Ukrainian Verkhovna Rada Accepts a Tax Code Amendment Law
Given below is a brief overview of the principal amendments to the Tax Code of Ukraine (hereinafter, the “Tax Code”).

Tax rates

• The VAT rate reduction to 17% is postponed until 1 January 2015
• The CIT rate to be reduced from 19% to 18% in 2014, from 18% to 17% in 2015, and from 17% to 16% in 2016
• Excise tax rates for specific goods are increased  

Other amendments

• The VAT exemption for grain transactions that previously was introduced by the Transitional Provisions of the Tax Code to have effect only by 1 January 2014 is now included in the General Provisions of the Tax Code as part of the VAT exempt transactions (Article 197)
• The VAT exemption for transactions related to natural gas import into the customs territory of Ukraine is cancelled  
• Losses from transactions with securities accumulated as at 1 January 2014 can not be used to calculate profit/loss for 2014
• From 1 January 2014, if the Law takes effect, export of certain grain crops by agricultural producers and by companies that purchased grain from such producers will not be subject to VAT exemption  
• The VAT exemption of supply of scrap metal and raw skin or leather is extended until 1 January 2015  
• Supply of paper and cardboard for recycling (waste paper) is VAT exempt until 1 January 2015


Despite expectations, the tax load will not decrease in 2014, due to the above amendments.  However, there are some positive aspects.  Notably, many companies will not have to change their current business and tax planning models given that the VAT rate is not reduced.  This is particularly important to grain trading companies provided the VAT exemption of grain transactions has been extended and included in the general provisions of the Tax Code.
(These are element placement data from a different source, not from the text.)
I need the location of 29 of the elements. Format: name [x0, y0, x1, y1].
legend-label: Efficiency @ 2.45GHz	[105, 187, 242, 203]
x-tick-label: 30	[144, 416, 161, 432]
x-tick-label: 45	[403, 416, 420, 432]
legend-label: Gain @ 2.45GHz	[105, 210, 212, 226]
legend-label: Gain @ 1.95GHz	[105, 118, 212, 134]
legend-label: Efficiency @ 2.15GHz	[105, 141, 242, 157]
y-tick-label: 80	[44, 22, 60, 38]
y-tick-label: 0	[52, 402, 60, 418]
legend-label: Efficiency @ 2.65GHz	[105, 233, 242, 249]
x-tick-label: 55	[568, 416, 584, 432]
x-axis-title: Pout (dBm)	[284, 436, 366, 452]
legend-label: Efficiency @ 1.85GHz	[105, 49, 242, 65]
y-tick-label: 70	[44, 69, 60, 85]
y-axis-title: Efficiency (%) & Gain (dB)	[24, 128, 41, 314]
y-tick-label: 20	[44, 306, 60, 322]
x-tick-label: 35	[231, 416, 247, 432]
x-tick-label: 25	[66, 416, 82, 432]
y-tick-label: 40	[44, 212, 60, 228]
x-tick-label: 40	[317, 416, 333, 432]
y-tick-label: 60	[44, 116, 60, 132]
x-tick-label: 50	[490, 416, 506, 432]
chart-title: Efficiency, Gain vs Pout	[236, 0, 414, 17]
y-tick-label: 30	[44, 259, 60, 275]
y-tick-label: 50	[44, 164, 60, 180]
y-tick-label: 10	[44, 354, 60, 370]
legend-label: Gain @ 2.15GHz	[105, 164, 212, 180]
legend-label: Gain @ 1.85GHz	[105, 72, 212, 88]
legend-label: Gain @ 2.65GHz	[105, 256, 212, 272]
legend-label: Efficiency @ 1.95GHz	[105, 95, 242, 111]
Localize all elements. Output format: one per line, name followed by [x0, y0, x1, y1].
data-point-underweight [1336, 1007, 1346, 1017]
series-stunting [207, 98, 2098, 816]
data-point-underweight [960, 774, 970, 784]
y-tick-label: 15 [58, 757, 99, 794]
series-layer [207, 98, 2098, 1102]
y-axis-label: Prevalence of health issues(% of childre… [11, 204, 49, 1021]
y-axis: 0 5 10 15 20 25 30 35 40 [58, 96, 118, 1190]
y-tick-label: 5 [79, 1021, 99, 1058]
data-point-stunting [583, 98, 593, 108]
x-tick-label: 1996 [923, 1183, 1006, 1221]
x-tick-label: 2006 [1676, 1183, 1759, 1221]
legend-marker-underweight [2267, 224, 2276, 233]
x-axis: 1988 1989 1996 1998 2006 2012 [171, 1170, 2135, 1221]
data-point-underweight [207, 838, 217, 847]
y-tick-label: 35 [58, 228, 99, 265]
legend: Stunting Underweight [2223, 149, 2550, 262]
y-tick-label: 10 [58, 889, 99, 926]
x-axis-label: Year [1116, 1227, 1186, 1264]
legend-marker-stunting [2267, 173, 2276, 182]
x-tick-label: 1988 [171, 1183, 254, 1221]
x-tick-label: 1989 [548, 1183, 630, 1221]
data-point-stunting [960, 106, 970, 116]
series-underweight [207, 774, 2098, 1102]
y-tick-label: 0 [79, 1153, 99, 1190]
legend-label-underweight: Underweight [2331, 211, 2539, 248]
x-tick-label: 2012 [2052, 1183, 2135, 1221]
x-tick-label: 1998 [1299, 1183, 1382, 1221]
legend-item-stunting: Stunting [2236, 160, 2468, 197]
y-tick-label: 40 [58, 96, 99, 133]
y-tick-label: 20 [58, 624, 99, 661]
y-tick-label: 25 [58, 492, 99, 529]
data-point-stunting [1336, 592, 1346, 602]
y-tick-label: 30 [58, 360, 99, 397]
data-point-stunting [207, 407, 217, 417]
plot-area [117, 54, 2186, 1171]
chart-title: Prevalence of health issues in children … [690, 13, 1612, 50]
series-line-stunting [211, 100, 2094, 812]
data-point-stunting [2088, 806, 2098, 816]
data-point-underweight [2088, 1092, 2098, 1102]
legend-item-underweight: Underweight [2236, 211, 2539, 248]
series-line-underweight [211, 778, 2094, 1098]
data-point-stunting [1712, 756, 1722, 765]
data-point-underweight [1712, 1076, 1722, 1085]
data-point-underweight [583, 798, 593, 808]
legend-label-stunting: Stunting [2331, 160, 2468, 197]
Ukrainian Verkhovna Rada Approved a Draft Law on Consolidated Tax Groups in Ukraine.


In general, the anticipated introduction of the consolidated tax group concept is a very positive move of the government which is in line with the foreign countries’ practice.  Tax consolidation will allow for a legal and transparent transfer of losses within the same group of companies.  Moreover, it will let the companies simplify significantly the pricing and administration of intragroup transactions provided the companies are not required to comply with the transfer pricing requirements.
We believe, however, the current requirements a group of companies need to comply with to apply the tax consolidation mechanism are too rigid (e.g., the CIT paid for the previous year should amount to UAH 4 billion as a minimum).  Only the largest groups of companies will benefit from this initiative.  We hope the requirements will be softened during further analysis of the Draft Law so that more taxpayers can benefit from the tax consolidation.